12021-09-30 11:23:06.994 8277-8277/com.revenuecat.purchases_sample D/[Purchases] - WEIRD: querySkuDetailsAsync -946844681
2
32021-09-30 11:23:27.013 8277-8366/com.revenuecat.purchases_sample D/[Purchases] - WEIRD: querySkuDetailsAsync back -946844681 6
4
52021-09-30 11:23:35.512 8277-8277/com.revenuecat.purchases_sample D/[Purchases] - WEIRD: querySkuDetailsAsync back -946844681 -3
We had done it. We had reconstructed the cagey crash, exposed the elusive exception. Alliteration aside, it was a pretty triumphant feeling. Our whole team had come together to address a major customer issue, combining our individual expertise into a powerful debugging force.
Fixing the issue
After celebrating (with some Slack high fives, a company callout, and for me, a Starbucks latte), Cesar and I pair-programmed on a “solution”. We couldn’t stop the BillingClient from calling the completion block twice, but we could avoid the crash to provide a better end-user experience. Our solution added a flag after the first BillingClient completion came through, ensuring that our completion block (the one consumed by our Flutter end users), would never be called more than once. Writing the unit tests for this tricky edge case would require a whole second blog post…
We opted for this quicker, on-location fix to stop crashes and created a ticket with a longer-term vision for preventing and identifying similar crashes in the future. We also opened a bug report with Google. And finally, the part I find most rewarding, we let the customer know we had a fix. Once that fix was incorporated, the SDK console provided reassurance that it worked.
Applying all the learnings
The “Reply Already Submitted” journey provided me with some valuable new tools for debugging:
- Google’s SDK Console
- Asking for help early
- Replicating the stack trace
- Network Link Conditioner
While I have begun utilizing some of these daily, it was the less tangible learnings that stuck with me in a larger way. I was reminded that we all end up moving faster and learning more by asking questions, and that everyone gets stuck somewhere. I was also reminded of the importance of diversity in backgrounds and thought, as each of us brought something different to the problem-solving process. But none of that matters without a collaborative and kind team.

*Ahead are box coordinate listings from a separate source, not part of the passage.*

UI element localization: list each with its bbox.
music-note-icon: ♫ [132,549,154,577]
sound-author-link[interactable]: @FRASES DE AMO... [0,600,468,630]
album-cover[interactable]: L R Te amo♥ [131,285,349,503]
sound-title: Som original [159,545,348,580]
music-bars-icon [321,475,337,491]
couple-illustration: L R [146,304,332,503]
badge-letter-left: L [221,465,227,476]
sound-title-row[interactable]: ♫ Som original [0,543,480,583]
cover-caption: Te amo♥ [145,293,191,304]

Before joining RevenueCat, I was concerned that I wouldn’t be able to learn through pair programming because of the remote setup of the company, but what I found was quite the opposite. Our team is incredibly collaborative, casual, and there have been a lot of opportunities to look over someone’s shoulder (albeit digitally) to learn from one another.
I’m impressed every day by my coworkers’ intelligence, but I’m absolutely floored by their willingness to help each other grow, learn, or simply feel less alone in a frustrating problem. The fateful “Reply Already Submitted” crash was just one example of many that made me feel extremely grateful to be a ‘Cat.